SEBORRHEIC KERATOSIS
SEBORRHEIC KERATOSIS ICD-10: L82
• The seborrheic keratosis is the most common of the benign epithelial tumors.
• These lesions, which are hereditary, do not appear until age 30 and continue to occur over a lifetime, varying in extent from a few scattered lesions to literally hundreds in some very elderly patients.
• Lesions range from small, barely elevated papules to plaques with a warty surface and a “stuck on” appearance.
• Lesions are benign and do not require treatment except for cosmetic reasons. They can become irritated or traumatized, with pain and bleeding. SCC and melanoma should be ruled out.
EPIDEMIOLOGY
ONSET Rarely before 30 years. SEX Slightly more common and more extensive involvement in males.
CLINICAL MANIFESTATION
Evolve over months to years. Rarely pruritic; tender if secondarily infected. SKIN LESIONS Early Small papule (Figs. 9-36 and 9-37) with or without pigment.
Late Plaque with warty surface and “stuck on” appearance (Fig. 9-38), “greasy.” With dermoscopy, “horn cysts” can easily be seen and are diagnostic. Brown, gray, black, skin-colored, white (Figs. 9-37 and 9-38A, B).
Distribution Isolated lesion or generalized. Face, trunk (Fig. 9-39), upper extremities. In females, commonly occur in submammary intertriginous skin.

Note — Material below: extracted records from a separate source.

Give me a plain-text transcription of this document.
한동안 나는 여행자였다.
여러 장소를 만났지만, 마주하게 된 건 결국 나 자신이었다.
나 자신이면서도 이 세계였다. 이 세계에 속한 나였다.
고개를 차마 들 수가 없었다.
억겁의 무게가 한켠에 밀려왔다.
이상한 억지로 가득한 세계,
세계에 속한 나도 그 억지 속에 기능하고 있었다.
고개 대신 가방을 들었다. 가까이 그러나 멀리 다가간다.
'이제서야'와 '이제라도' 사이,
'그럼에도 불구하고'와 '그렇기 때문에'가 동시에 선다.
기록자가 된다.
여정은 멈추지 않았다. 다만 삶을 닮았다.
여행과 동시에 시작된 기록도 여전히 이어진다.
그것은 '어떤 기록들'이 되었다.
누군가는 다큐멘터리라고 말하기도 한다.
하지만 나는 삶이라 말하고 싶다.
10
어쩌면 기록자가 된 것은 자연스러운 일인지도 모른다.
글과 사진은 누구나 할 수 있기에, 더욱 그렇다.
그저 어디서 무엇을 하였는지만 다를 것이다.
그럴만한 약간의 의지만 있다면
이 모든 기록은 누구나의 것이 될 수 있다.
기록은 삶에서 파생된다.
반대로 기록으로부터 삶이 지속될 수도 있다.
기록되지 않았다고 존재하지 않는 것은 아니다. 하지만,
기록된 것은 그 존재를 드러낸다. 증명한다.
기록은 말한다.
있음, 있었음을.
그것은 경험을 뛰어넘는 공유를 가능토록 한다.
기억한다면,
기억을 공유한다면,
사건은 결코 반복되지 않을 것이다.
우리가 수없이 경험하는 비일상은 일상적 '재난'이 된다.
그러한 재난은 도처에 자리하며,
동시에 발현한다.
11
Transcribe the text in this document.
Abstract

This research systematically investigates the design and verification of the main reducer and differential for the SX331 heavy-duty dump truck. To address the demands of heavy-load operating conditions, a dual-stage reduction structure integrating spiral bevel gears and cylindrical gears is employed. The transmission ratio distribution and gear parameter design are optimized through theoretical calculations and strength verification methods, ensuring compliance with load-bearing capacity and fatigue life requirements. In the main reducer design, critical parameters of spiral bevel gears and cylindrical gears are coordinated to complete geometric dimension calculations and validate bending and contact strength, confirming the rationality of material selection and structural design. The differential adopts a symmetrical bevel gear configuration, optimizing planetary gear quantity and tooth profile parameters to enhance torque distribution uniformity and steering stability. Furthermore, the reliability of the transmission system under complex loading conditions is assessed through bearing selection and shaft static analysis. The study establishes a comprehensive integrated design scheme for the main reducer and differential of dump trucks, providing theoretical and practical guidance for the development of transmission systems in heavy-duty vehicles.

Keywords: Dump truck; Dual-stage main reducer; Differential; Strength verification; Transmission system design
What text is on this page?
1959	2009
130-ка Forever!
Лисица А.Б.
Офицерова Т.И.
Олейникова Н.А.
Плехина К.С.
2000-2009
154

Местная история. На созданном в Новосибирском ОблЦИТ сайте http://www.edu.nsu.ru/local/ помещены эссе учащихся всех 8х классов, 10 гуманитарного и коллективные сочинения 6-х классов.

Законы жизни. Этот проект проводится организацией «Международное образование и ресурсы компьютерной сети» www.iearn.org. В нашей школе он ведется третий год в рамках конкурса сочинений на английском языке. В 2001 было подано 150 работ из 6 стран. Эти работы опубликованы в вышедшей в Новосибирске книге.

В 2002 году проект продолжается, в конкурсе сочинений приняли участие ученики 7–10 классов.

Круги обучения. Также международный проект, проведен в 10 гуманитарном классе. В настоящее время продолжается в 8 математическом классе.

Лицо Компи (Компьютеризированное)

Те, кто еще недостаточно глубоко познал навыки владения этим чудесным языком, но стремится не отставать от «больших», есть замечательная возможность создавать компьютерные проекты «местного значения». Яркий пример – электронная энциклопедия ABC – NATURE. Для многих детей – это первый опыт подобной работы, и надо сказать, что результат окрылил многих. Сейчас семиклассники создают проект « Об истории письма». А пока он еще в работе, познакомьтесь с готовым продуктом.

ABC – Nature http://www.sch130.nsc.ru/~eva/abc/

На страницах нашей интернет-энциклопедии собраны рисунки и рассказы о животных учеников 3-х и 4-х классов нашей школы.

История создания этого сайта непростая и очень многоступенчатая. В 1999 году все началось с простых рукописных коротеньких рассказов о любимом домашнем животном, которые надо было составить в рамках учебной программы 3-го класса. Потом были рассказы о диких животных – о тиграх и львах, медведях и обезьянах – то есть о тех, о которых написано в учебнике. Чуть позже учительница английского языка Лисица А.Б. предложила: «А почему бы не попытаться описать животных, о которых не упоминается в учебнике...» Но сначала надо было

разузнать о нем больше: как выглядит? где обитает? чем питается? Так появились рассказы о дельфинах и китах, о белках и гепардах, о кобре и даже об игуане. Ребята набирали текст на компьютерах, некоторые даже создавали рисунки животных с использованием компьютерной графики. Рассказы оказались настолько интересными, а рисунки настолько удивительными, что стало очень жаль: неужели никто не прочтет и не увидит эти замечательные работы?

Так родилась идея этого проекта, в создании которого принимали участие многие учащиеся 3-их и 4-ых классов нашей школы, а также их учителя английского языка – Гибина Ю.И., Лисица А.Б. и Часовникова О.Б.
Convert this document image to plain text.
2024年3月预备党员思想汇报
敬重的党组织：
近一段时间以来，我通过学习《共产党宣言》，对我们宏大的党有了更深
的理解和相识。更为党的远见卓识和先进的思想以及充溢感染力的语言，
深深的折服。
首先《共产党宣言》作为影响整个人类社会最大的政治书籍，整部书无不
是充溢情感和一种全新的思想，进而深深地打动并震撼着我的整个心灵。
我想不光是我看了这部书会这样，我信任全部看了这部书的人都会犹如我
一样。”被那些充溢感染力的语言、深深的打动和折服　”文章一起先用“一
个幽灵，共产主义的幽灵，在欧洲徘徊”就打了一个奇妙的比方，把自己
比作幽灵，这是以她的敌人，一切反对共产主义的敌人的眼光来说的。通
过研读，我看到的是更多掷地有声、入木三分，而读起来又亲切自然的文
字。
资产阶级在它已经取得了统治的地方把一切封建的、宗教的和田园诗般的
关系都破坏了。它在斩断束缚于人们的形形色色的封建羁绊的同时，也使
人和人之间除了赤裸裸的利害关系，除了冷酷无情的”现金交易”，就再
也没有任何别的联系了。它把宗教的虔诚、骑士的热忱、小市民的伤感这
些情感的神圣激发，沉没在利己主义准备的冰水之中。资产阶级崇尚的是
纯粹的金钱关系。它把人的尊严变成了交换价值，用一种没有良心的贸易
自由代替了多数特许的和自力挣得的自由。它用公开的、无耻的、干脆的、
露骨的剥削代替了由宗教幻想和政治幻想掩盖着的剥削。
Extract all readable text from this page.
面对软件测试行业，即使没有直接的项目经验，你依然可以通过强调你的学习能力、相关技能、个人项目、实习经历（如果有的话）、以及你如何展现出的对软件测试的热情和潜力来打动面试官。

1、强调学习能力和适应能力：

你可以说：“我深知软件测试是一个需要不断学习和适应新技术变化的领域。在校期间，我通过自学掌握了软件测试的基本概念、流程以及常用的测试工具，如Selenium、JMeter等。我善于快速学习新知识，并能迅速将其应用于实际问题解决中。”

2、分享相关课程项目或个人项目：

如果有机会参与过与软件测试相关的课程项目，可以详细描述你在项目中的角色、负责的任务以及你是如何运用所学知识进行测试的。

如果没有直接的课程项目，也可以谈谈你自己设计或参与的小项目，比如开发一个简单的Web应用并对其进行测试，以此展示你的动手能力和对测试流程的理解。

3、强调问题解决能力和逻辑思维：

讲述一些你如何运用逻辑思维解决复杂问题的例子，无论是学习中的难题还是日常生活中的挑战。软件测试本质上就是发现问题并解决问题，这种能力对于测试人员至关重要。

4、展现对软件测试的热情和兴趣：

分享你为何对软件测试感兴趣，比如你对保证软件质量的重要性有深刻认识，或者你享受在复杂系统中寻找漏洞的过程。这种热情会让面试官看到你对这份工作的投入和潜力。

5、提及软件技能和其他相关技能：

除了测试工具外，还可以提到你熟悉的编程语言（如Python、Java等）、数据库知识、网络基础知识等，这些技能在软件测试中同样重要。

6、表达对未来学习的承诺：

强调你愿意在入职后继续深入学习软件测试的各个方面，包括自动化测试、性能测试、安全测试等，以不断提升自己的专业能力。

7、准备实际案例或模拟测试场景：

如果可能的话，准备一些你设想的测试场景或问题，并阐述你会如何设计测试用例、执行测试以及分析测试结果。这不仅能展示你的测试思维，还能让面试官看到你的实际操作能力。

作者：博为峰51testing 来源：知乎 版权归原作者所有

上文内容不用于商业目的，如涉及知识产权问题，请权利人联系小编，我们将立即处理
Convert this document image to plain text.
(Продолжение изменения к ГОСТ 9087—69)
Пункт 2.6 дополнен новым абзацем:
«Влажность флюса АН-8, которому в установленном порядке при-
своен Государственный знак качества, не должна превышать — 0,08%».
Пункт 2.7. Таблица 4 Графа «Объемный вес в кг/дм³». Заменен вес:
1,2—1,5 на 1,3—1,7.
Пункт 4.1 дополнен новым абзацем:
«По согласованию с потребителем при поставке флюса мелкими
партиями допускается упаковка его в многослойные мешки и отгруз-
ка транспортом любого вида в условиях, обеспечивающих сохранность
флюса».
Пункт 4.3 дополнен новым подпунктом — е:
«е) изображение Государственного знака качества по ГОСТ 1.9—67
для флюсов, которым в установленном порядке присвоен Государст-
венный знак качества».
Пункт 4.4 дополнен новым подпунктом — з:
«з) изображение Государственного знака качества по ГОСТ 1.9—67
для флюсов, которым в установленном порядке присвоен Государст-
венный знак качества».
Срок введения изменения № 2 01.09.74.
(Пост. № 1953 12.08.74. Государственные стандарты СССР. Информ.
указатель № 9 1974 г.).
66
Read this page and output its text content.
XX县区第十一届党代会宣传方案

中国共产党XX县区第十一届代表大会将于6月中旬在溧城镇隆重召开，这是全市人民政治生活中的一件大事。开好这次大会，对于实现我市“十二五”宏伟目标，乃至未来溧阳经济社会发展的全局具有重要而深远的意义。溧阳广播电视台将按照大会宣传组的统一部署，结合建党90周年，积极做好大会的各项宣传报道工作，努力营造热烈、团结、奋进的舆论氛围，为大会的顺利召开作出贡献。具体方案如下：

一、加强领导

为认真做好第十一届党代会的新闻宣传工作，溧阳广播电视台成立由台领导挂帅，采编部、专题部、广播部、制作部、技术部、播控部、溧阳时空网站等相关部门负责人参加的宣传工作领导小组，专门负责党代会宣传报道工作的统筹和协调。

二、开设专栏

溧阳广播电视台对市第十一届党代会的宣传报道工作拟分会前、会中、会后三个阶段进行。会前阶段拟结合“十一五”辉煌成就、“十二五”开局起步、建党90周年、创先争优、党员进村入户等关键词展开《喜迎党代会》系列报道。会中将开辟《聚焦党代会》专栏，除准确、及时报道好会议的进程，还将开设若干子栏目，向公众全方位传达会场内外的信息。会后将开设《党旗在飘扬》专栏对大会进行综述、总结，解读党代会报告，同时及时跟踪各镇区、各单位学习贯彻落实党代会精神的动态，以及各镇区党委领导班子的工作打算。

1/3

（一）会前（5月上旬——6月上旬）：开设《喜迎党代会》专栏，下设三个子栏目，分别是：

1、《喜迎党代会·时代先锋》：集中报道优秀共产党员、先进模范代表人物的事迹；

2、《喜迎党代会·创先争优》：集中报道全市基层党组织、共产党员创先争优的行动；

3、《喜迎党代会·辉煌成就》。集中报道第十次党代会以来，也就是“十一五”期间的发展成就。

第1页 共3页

In darker-skinned people, multiple, small, black lesions in the face are called dermatosis papulosa nigra (Fig. 9-37).
LABORATORY EXAMINATION
DERMATOPATHOLOGY Proliferation of keratinocytes (with marked papillomatosis) and melanocytes, and formation of horn cysts.
DIAGNOSIS AND DIFFERENTIAL DIAGNOSIS
Clinically, the diagnosis is made easily. “TAN MACULES” Early “flat” lesions may be confused with solar lentigo or spreading pigmented actinic keratosis (see Figs. 10-22 and 11-13). SKIN-COLORED/TAN/BLACK VERRUCOUS PAPULES/ PLAQUES Larger pigmented lesions are easily mistaken for pigmented BCC or malignant melanoma (Fig. 9-38) (only biopsy will settle this, or dermoscopy will be of assistance); verruca vulgaris may be similar in clinical appearance, but thrombosed capillaries are present in verrucae.
COURSE AND PROGNOSIS
Lesions develop with increasing age; they are benign and do not become malignant.
MANAGEMENT
Light electrocautery permits the whole lesion to be easily rubbed off. However, this precludes histopathologic verification of diagnosis and should be done only by an experienced diagnostician. Cryosurgery with liquid nitrogen spray and curettage are other treatment options.
A B

FIGURE 9-36 • Seborrheic keratosis, solitary A slightly raised, keratotic, brown, flat plaque on the zygomatic region in an older female. The differential diagnosis includes lentigo maligna and lentigo maligna melanoma.

FIGURE 9-37 • Seborrheic keratoses (dermatosis papulosa nigra) This consists of a myriad of tiny black lesions, some enlarging to more than a centimeter. This is seen in Black Africans, African Americans, and deeply pigmented South East Asians.

FIGURE 9-38 • Seborrheic keratosis (A) Small, heavily pigmented seborrheic keratoses can have a smooth surface and present a differential diagnostic challenge: pigmented basal cell carcinoma and nodular melanoma have to be excluded. (B) Large seborrheic keratoses have a “stuck on” appearance and can be very dark and irregular. Because of their multiplicity, they usually do not present a diagnostic problem. As shown here, they can be disfiguring.

FIGURE 9-39 • Seborrheic keratoses Multiple brown, warty papules and nodules on the back, having a “greasy” feel and “stuck on” appearance. This picture also shows the evolution of the lesions: from small only slightly tan, very thin papules, or plaques to larger, darker nodular lesions with a verrucous surface. Practically all lesions on the back of this elderly patient are seborrheic keratoses; what they have in common is that they give the impression that they could be scraped off easily, which, in fact, they can.